Lisa Merriam

Mountain Dew Dewmocracy: 5 Elements of Successful Use of Social Media

Viral Marketing Can Make Your Brand Sick” was a post here from two years ago. Since that time, marketing executives have learned some key lessons. Take the current Mountain Dew Dewmocracy campaign. Here are the five key ingredients of its successful use of social media:

1) Social Media Needs to Be On Brand:

The campaign fits with the Mountain Dew brand positioning and targeting. The Dewmocracy campaign targets young, active, adventure seeking consumers who seek caffeine to keep going. Failed social media campaigns (like Motrin’s disdain for mothers who “wear” their children) are disconnected from the target consumer and hit the wrong notes (like Target which denigrated charming homemade Halloween costumes).

2) Social Media Takes Planning and Investment:

Pepsico, the owner of the Mountain Dew brand, fully committed to the campaign. Failed social media campaigns tend to be off-the-cuff ideas that lack the planning and investment needed for success , like the Dr. Pepper campaign (covered in the same Viral Marketing post). Dr. Pepper couldn’t keep up with demand and went back on their promise of a free can of soda to people who bought the new Guns N Roses album.
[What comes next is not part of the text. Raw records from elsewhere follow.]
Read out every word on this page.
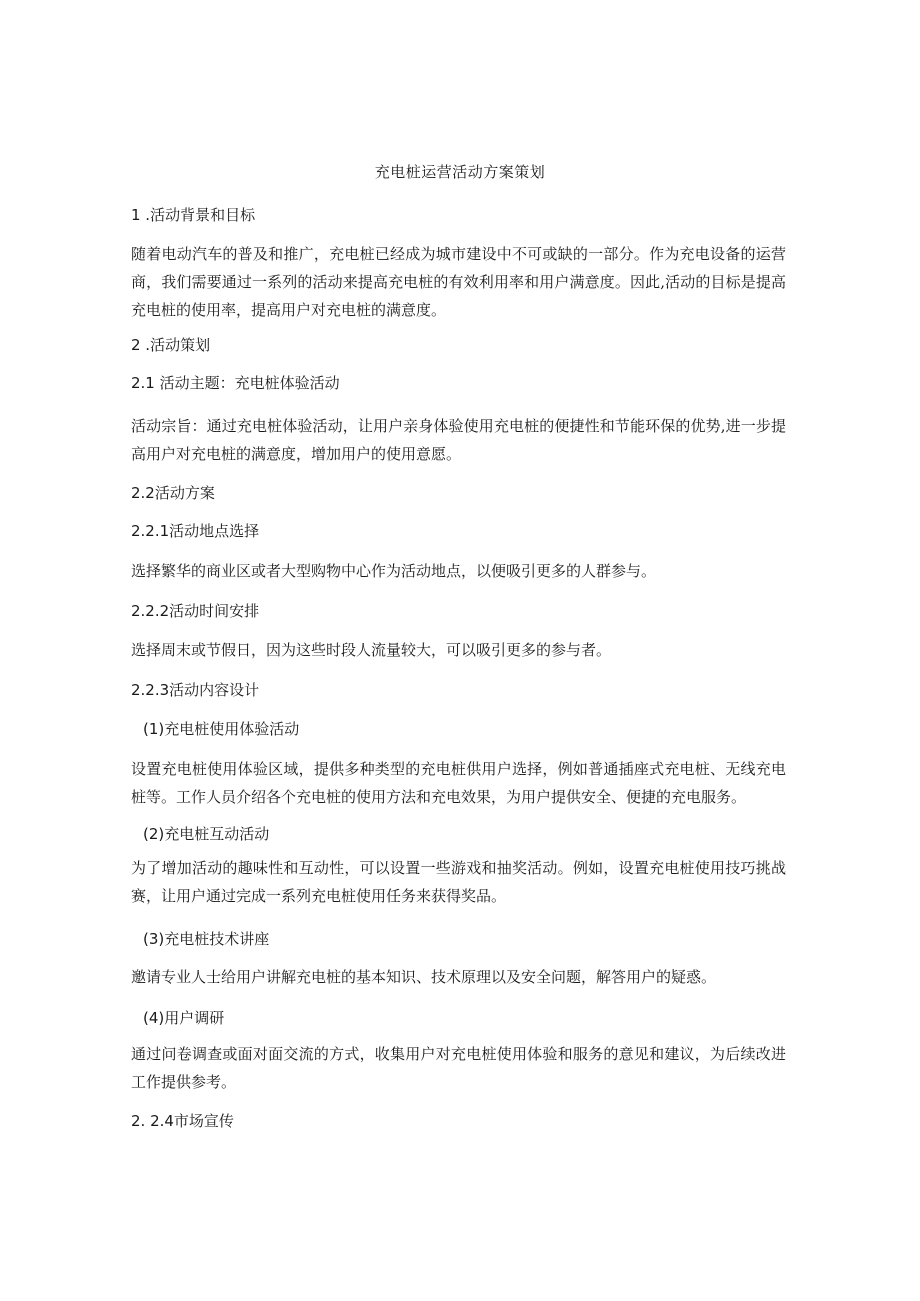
充电桩运营活动方案策划
1 .活动背景和目标
随着电动汽车的普及和推广，充电桩已经成为城市建设中不可或缺的一部分。作为充电设备的运营商，我们需要通过一系列的活动来提高充电桩的有效利用率和用户满意度。因此,活动的目标是提高充电桩的使用率，提高用户对充电桩的满意度。
2 .活动策划
2.1 活动主题：充电桩体验活动
活动宗旨：通过充电桩体验活动，让用户亲身体验使用充电桩的便捷性和节能环保的优势,进一步提高用户对充电桩的满意度，增加用户的使用意愿。
2.2活动方案
2.2.1活动地点选择
选择繁华的商业区或者大型购物中心作为活动地点，以便吸引更多的人群参与。
2.2.2活动时间安排
选择周末或节假日，因为这些时段人流量较大，可以吸引更多的参与者。
2.2.3活动内容设计
(1)充电桩使用体验活动
设置充电桩使用体验区域，提供多种类型的充电桩供用户选择，例如普通插座式充电桩、无线充电桩等。工作人员介绍各个充电桩的使用方法和充电效果，为用户提供安全、便捷的充电服务。
(2)充电桩互动活动
为了增加活动的趣味性和互动性，可以设置一些游戏和抽奖活动。例如，设置充电桩使用技巧挑战赛，让用户通过完成一系列充电桩使用任务来获得奖品。
(3)充电桩技术讲座
邀请专业人士给用户讲解充电桩的基本知识、技术原理以及安全问题，解答用户的疑惑。
(4)用户调研
通过问卷调查或面对面交流的方式，收集用户对充电桩使用体验和服务的意见和建议，为后续改进工作提供参考。
2. 2.4市场宣传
3) Social Media Is About the Conversation:

Give and take is built into the structure of the Dewmocracy campaign. Failed campaigns consist of companies just blasting away at the public with no conversation. Witness BP using Twitter to blare press release headlines, never actually engaging in conversation with people making comments or asking questions.

4) Social Media Is Integrated with Other Marketing Communications:

The Dewmocracy campaign was much, much more than a social media campaign. Social media was one integrated element in a program that included trucks bringing cans of product to events, online design tools, advertising (traditional and online), as well as a top-to-bottom PR campaign (get the details here). The failed Skittles “bold move” campaign was nothing but a Twitter feed that ended up dissing the brand.

5) Social Media Requires Being Genuine:

Dewmocracy created a real conversation about a real project of the company and led to the creation of a real new product. The “Starbucks My Idea” campaign comes across as “do something with social media” rather than a way to really interact with consumers to create real product innovation.

Social media can be a powerful marketing tool. Because it is new, fast and inexpensive, companies haven’t always taken its power seriously. But like any marketing tool, it takes solid thinking and considerable investment to make it work.